I'm using SWISH-E 2.2.3.

Here is my 'spider_config':
@servers = (
    {
        skip        => 0, 
	debug	=>	DEBUG_INFO | DEBUG_SKIPPED | DEBUG_LINKS |
DEBUG_FAILED | DEBUG_HEADERS,        
        base_url    => 'http://www.somesite.com/catalog',
        same_hosts  => [],
        agent       => 'swish-e spider http://swish-e.org/',
        email       => 'nuno.ferreira@globalti.pt',
	use_md5		=> 1,
        test_url    => sub { $_[0]->path =~ /catalog/ },
	test_response => sub {
			my $content_type = $_[2]->content_type;
			return $content_type =~ m!text/html!;
			#my $ok = grep { $_ eq $content_type } qw{
text/html text/plain };
			#return 1 if $ok;
			#return;
	},
        delay_min   => 0.01, 
        keep_alive  => 1,     
    }
);    

And here is my 'swish-e.conf':
IndexReport 3
IndexFile /usr/local/swish/somesite.dat
IndexDir /usr/local/bin/spider.pl
MetaNames descricao sku keywords nomeproduto
SwishProgParameters /usr/local/swish/spider_config

I start the spidering/indexing like this:
# swish-e -c /path/to/swish-e.conf -S prog

It starts and it looks like it is doing everything I want, then it
suddenly crashes with:
<SNIP>
Looking at extracted tag '<td background="/images/verao_foo_d.jpg">'
! Found 0 links in
http://www.somesite.com/catalog/formas.php?PHPSESSID=85c724f87fc7f0e6842
5e6454bb4e11d
http://www.somesite.com/catalog/detras_loja.php?PHPSESSID=85c724f87fc7f0
e68425e6454bb4e11d - Using DEFAULT (HTML2) parser -  (565 words)
err: External program failed to return required headers Path-Name: &
Content-Length:
.
</SNIP>

It always crashes in the same place.
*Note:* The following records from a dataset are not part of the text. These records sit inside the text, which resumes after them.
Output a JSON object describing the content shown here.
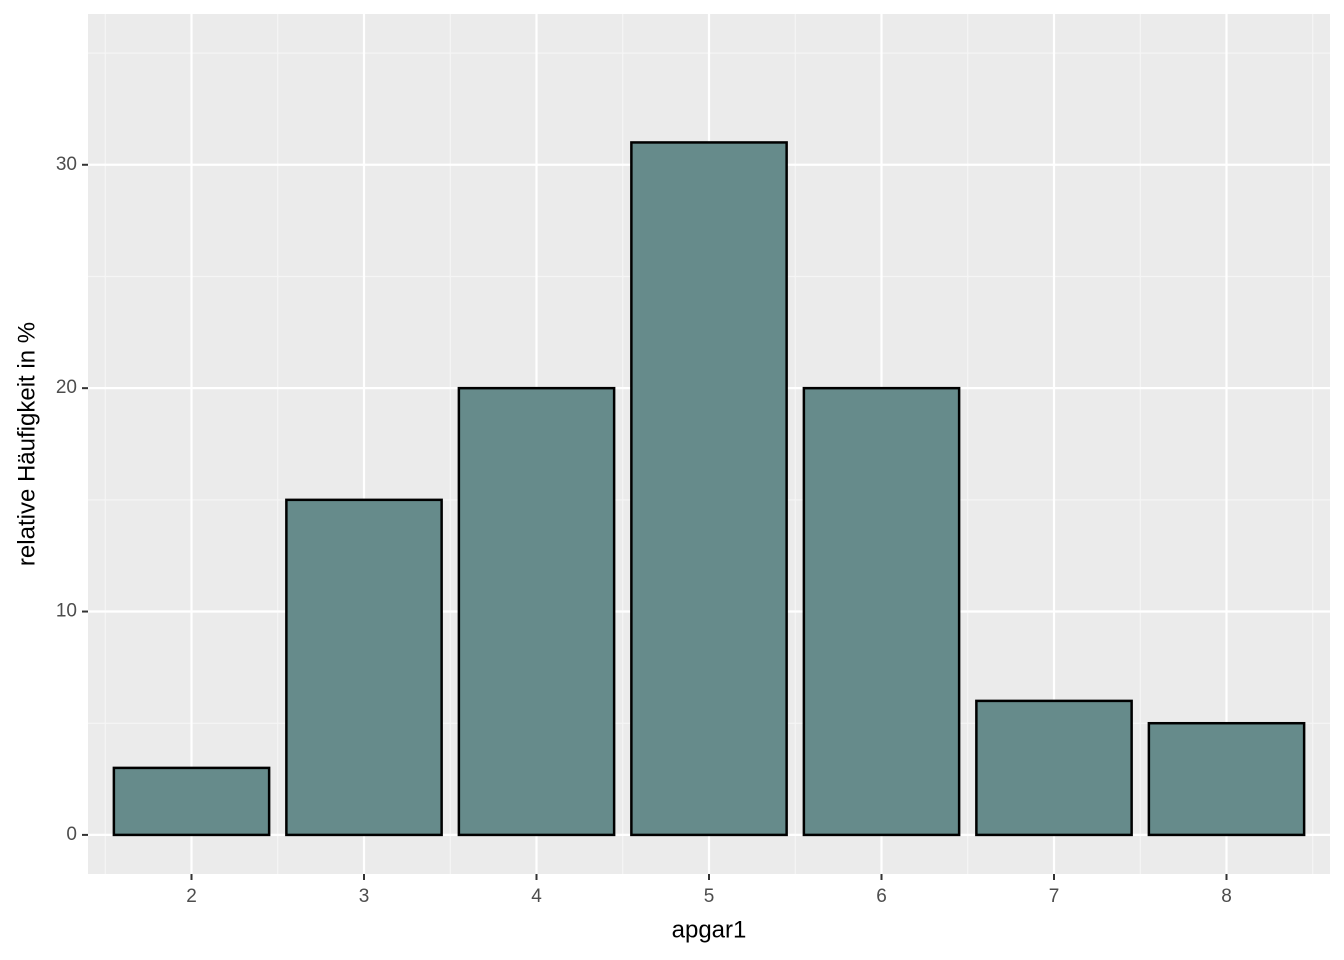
{
  "chart_data": {
    "type": "bar",
    "x_label": "apgar1",
    "y_label": "relative Häufigkeit in %",
    "categories": [
      "2",
      "3",
      "4",
      "5",
      "6",
      "7",
      "8"
    ],
    "values": [
      3,
      15,
      20,
      31,
      20,
      6,
      5
    ],
    "color": "#668b8b",
    "ylim": [
      -1.75,
      36.75
    ],
    "yticks": [
      0,
      10,
      20,
      30
    ],
    "grid": true
  }
}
If I spider a different site, it
crashes also and always in the same place.
I've found this thread <http://swish-e.org/archive/3817.html> that is
related to my problem but after reading it, I became even more confused
because now I know that I may be looking at the wrong debug line because
of the beffering issues.

Can anyone explain what is happening and, hopefully, post a solution.

TIA,
Nuno
Received on Mon Mar 31 13:42:07 2003